A fast-paced and comprehensive study has shed new light on how SARS-CoV-2 replicates within host cells. This foundational work may lead to therapeutics that target the replication process, instead of targeting the virus overall.
Early in the pandemic, Lars Plate, assistant professor of chemistry and biological sciences, along with graduate students Katherine Almasy, Jonathan Davies and Eli McDonald, investigated the basic molecular mechanisms that give otherwise similar coronaviruses their differing levels of disease severity. Granted special dispensation because of the urgency of the project, the group conducted their research through the shutdown that began in March 2020.
The article, “Comparative multiplexed interactomics of SARS-CoV-2 and homologous coronavirus non-structural proteins identifies unique and shared host-cell dependencies” was published in the journal ACS Infectious Diseases on Dec. 2.
The group examined two nonstructural proteins across three betacoronavirus strains—SARS-CoV-1, SARS-CoV-2 and hCoV-OC43, a strain associated with the common cold—to identify the viruses’ unique and common behaviors among host cells. The proteins were selected for study because they are located near the endoplasmic reticulum and mitochondria, two organelles crucial for cell function. When the virus enters a host cell, it quickly overrides these particular organelles because it needs to control their functions—protein production, immune signaling and metabolism—to survive and multiply, Plate explained.
The researchers used mass spectrometry analysis to simultaneously compare how equivalent proteins from each virus strain interacted with cell components, an approach that made interaction patterns more recognizable.

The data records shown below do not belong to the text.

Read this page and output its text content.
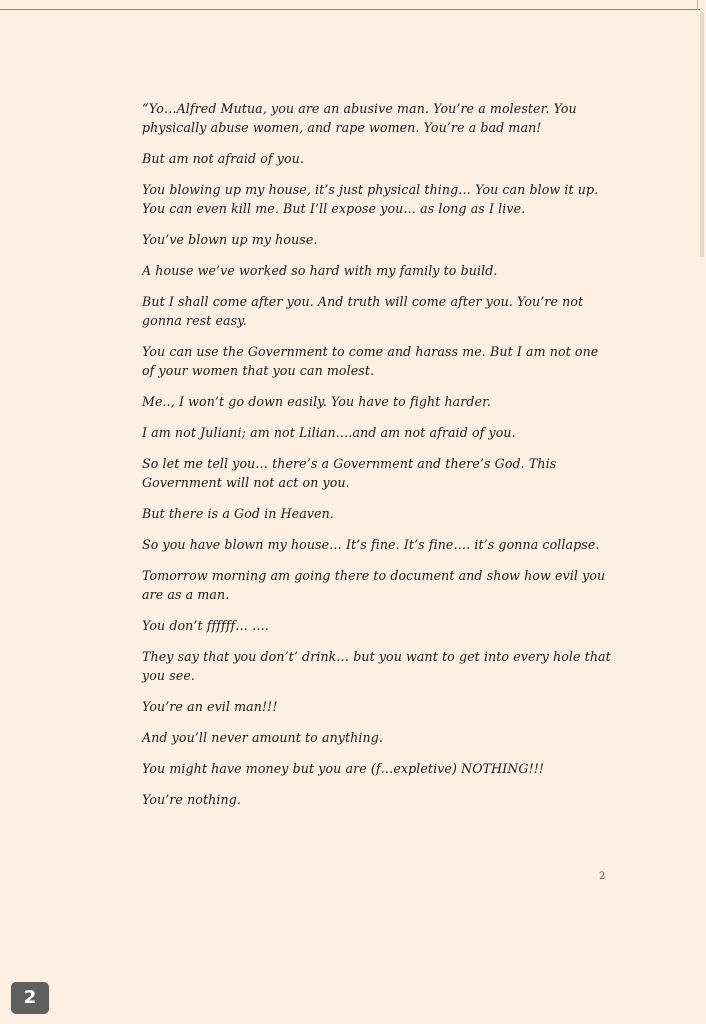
“Yo…Alfred Mutua, you are an abusive man. You’re a molester. You physically abuse women, and rape women. You’re a bad man!

But am not afraid of you.

You blowing up my house, it’s just physical thing… You can blow it up. You can even kill me. But I’ll expose you… as long as I live.

You’ve blown up my house.

A house we’ve worked so hard with my family to build.

But I shall come after you. And truth will come after you. You’re not gonna rest easy.

You can use the Government to come and harass me. But I am not one of your women that you can molest.

Me.., I won’t go down easily. You have to fight harder.

I am not Juliani; am not Lilian….and am not afraid of you.

So let me tell you… there’s a Government and there’s God. This Government will not act on you.

But there is a God in Heaven.

So you have blown my house… It’s fine. It’s fine…. it’s gonna collapse.

Tomorrow morning am going there to document and show how evil you are as a man.

You don’t ffffff… ….

They say that you don’t’ drink… but you want to get into every hole that you see.

You’re an evil man!!!

And you’ll never amount to anything.

You might have money but you are (f…expletive) NOTHING!!!

You’re nothing.

2
2
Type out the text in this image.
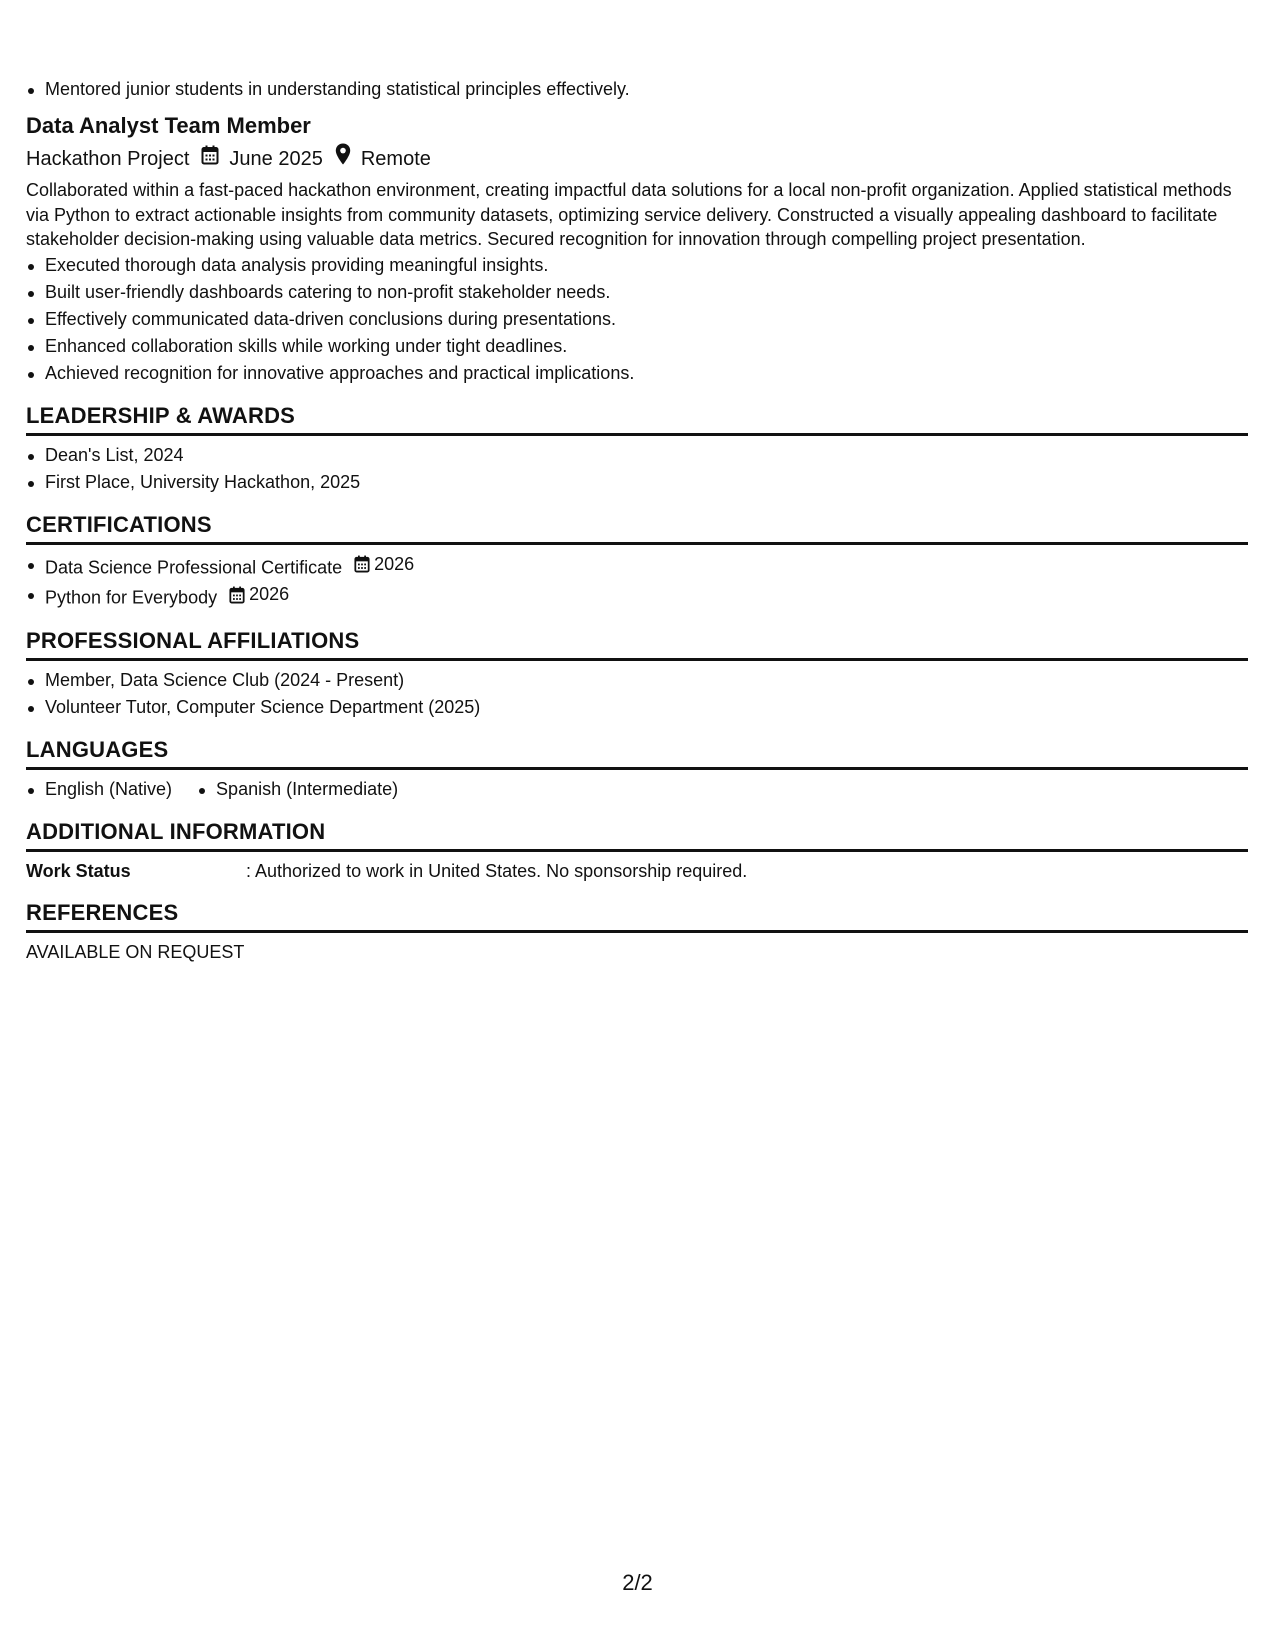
Mentored junior students in understanding statistical principles effectively.
Data Analyst Team Member
Hackathon Project June 2025 Remote
Collaborated within a fast-paced hackathon environment, creating impactful data solutions for a local non-profit organization. Applied statistical methods via Python to extract actionable insights from community datasets, optimizing service delivery. Constructed a visually appealing dashboard to facilitate stakeholder decision-making using valuable data metrics. Secured recognition for innovation through compelling project presentation.
Executed thorough data analysis providing meaningful insights.
Built user-friendly dashboards catering to non-profit stakeholder needs.
Effectively communicated data-driven conclusions during presentations.
Enhanced collaboration skills while working under tight deadlines.
Achieved recognition for innovative approaches and practical implications.
LEADERSHIP & AWARDS
Dean's List, 2024
First Place, University Hackathon, 2025
CERTIFICATIONS
Data Science Professional Certificate 2026
Python for Everybody 2026
PROFESSIONAL AFFILIATIONS
Member, Data Science Club (2024 - Present)
Volunteer Tutor, Computer Science Department (2025)
LANGUAGES
English (Native) Spanish (Intermediate)
ADDITIONAL INFORMATION
Work Status	: Authorized to work in United States. No sponsorship required.
REFERENCES
AVAILABLE ON REQUEST
2/2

“The surprising part of the research was in the patterns that we observed, which will influence our future research directions,” Plate said. “By looking at what the viruses have in common, we may well be able to develop host-directed antiviral therapeutics. These therapeutics may be more effective because we do not need to worry about the virus mutating to become drug-resistant.”
One of the most significant patterns the group found was in how the viruses may change calcium signaling within mitochondria-associated endoplasmic reticulum membranes. Among both virus proteins, researchers found interactions with calcium signaling pathways, which can change cell behavior to benefit virus replication. Viral alteration of host cell calcium exchange has been seen in coronaviruses and in Hepatitis C, but not through these proteins nor within the mitochondria, making it an important avenue for further exploration.
The work was funded by National Institutes of Health grants T32 AI112541, T32 GM008554, T32 GM065086, National Science Foundation Graduate Research Fellowship Program grant 1937963, National Institute of General Medical Sciences award R35 GM133552 and funds from Vanderbilt University.